A core principle in Burnett’s guidance is understanding what AI is—and is not. He describes generative AI as a scavenger rather than an expert. Generative AI is “a forager,” he says, meaning it can surface both high-quality insights and dangerously misleading information that looks authoritative on first read.
That risk is magnified by AI’s outdated knowledge base. Burnett notes that public models like ChatGPT acknowledge that much of their training data stops around September 2021. As a result, “it mostly misses the boat on giving relevant, currently accurate answers which rely upon new developments,” particularly for post-2021 tax legislation.

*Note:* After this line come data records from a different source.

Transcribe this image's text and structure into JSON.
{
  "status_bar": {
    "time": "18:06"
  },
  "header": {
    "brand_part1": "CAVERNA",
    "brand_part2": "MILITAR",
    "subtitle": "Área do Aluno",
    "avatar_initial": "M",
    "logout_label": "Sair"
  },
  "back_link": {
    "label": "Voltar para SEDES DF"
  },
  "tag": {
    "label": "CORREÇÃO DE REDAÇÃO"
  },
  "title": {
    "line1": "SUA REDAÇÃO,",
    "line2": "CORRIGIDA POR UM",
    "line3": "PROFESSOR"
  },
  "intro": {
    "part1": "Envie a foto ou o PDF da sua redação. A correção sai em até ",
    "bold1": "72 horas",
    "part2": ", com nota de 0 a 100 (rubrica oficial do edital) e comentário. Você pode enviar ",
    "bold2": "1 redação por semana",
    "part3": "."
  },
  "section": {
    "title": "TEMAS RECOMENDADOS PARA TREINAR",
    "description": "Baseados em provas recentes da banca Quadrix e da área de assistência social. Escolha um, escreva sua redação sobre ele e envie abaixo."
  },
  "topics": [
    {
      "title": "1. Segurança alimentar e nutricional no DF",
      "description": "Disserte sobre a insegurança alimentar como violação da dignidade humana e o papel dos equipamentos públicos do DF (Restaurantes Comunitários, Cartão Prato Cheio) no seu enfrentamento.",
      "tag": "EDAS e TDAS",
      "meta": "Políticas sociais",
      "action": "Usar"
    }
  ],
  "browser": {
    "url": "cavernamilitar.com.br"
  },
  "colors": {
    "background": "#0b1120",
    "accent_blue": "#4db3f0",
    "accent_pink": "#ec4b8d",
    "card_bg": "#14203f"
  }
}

To mitigate risks, Burnett urges tax professionals to build disciplined AI workflows. Central to that discipline is verification. “Human validation and refinement are necessary,” he says, emphasizing that responsibility for accuracy never shifts from the practitioner to the software.
Burnett also encourages CPAs to enhance their interaction with AI by asking more informed questions, requesting citations, and verifying results across multiple platforms. He advocates “platform hopping,” moving between AI tools, Google searches, and authoritative research databases inside paywalls to confirm and update results.
When used properly, Burnett argues, AI delivers real productivity gains. “Generative AI takes the grind out of certain tasks,” he says, pointing to drafting client communications, summarizing long documents, organizing data, and kickstarting research memos as high-value use cases.
He likens effective AI use to collaboration inside a firm. “It’s a bit like walking down the hall and bantering with colleagues,” Burnett says, which may help frame issues and surface ideas, but is never a substitute for professional judgment.
Burnett’s bottom line is that AI proficiency itself is becoming a core professional skill. Those who develop it will have a competitive edge, while those who don’t may struggle to keep up. As he puts it: “AI won’t replace accountants, but an accountant with AI experience will replace other accountants without AI experience.”